“[…] I agree that in any fight one must be strategic in deciding where, when and how to fight. However, to accept perceived injustice without a whimper is tantamount to being a willing or unwilling accomplice to an unjust enterprise.
“Understanding the power relationships and what you can and cannot do, should not mean that we must accept contemptuous treatment…”
In the following Letter to the Editor, former St Augustine Secondary principal Andre Moses comments on the Fifa-TTFA impasse:
In the first instance, any challenge to Fifa comes with its attendant consequences. There may be benefit but there are also costs.
Judging from the polling of the views of stakeholders at the TTFA’s recent virtual meeting, and based on anecdotal evidence on online platforms, it is clear to me that a majority of football stakeholders view a Fifa ban as ‘a bridge too far’—because of its implications for professional livelihoods and also the legitimate aspirations and expectations of the clubs and players, who stand to be impacted most directly and severely by a ban.
Since I have no direct ‘skin in the game’, I will leave the issues of cost and benefit to football’s primary stakeholders.
Laws change over time to accommodate scenarios that were not envisaged or catered for when they were enacted, or because they are inherently unjust, or because they are unfairly applied. The mechanism to change law is two-fold: for legislators to make changes on the front end, or for litigants to use the courts to make their challenges.
Power relationships, in my opinion, should not be the determining factor in how justice is dispensed. Something is either just or unjust—not because of who has the power to do what, but because it is fair to both prince and pauper.
I agree that in any fight one must be strategic in deciding where, when and how to fight. However, to accept perceived injustice without a whimper is tantamount to being a willing or unwilling accomplice to an unjust enterprise.
Understanding the power relationships and what you can and cannot do, should not mean that we must accept contemptuous treatment. Those who today administer summary global football justice have a lot of ‘cocoa in the sun’.
The previous Fifa administration collapsed under the strain of their corrupt practices and even the current administration is sweating profusely under the gaze of global demands and advocacy for increased transparency and fairness.
To use an overused cliché: ‘We can chew gum and walk at the same time’. We can make ‘sensible’ and democratic decisions about our football and our footballers, while at the same time showing that we respect ourselves and will demand that others treat us with respect as well.
No one should meekly accept conviction without a crime, and it is in that context I used the analogy: ‘Shut up and dribble’.

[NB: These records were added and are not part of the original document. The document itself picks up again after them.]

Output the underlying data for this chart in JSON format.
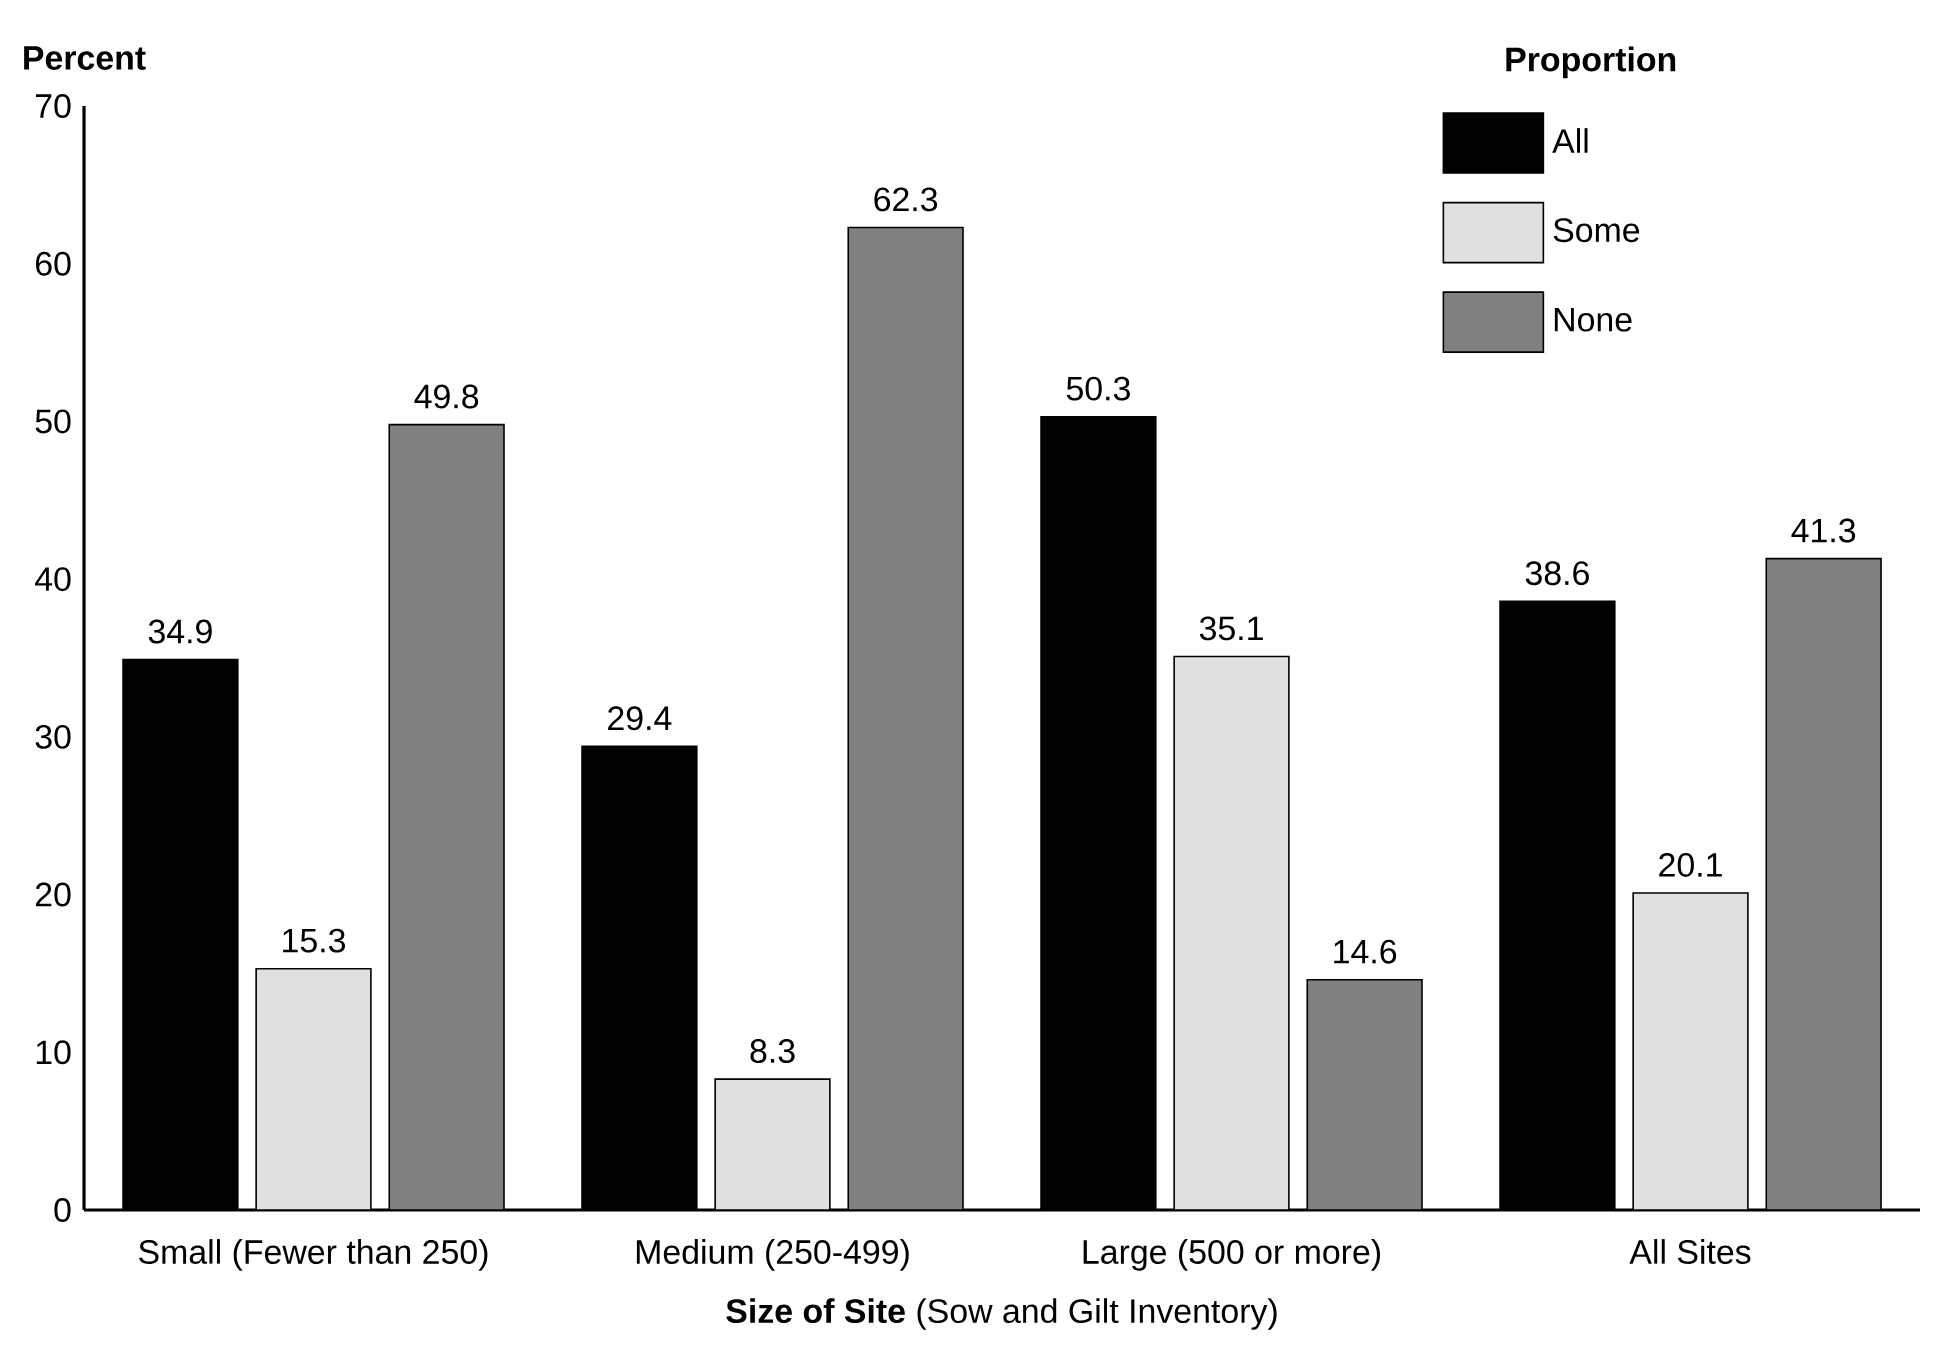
{
  "chart_data": {
    "type": "bar",
    "categories": [
      "Small (Fewer than 250)",
      "Medium (250-499)",
      "Large (500 or more)",
      "All Sites"
    ],
    "series": [
      {
        "name": "All",
        "color": "#000000",
        "values": [
          34.9,
          29.4,
          50.3,
          38.6
        ]
      },
      {
        "name": "Some",
        "color": "#e0e0e0",
        "values": [
          15.3,
          8.3,
          35.1,
          20.1
        ]
      },
      {
        "name": "None",
        "color": "#808080",
        "values": [
          49.8,
          62.3,
          14.6,
          41.3
        ]
      }
    ],
    "xlabel": "**Size of Site** (Sow and Gilt Inventory)",
    "ylabel": "Percent",
    "legend_title": "Proportion",
    "ylim": [
      0,
      70
    ],
    "yticks": [
      0,
      10,
      20,
      30,
      40,
      50,
      60,
      70
    ],
    "data_labels": true,
    "legend": "top right",
    "grid": false
  }
}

I would love Trinidad and Tobago to be represented in the Concacaf Gold Cup and I would also love the world footballing community to respect Trinidad and Tobago as a proud, sovereign nation, which also happens to be one of Fifa’s 211 member associations. We would like nothing more or less, than to be treated with the same degree of equality and fairness.
How else will the footballing nations of Africa and the Caribbean realise their fair share in Fifa’s global enterprise?
Everything in life is not a zero-sum game. It is not always a case of either one or the other and camping out in opposing tents with our ‘hearing-aids’ disconnected.
At the end of the day, Fifa will do their thing; but Trinidad and Tobago football, its promise and its future, will be our primary responsibility.
Let everyone do their bit to build that promise and that future, because the ‘arithmetic’ of development is about addition and multiplication—not division and subtraction.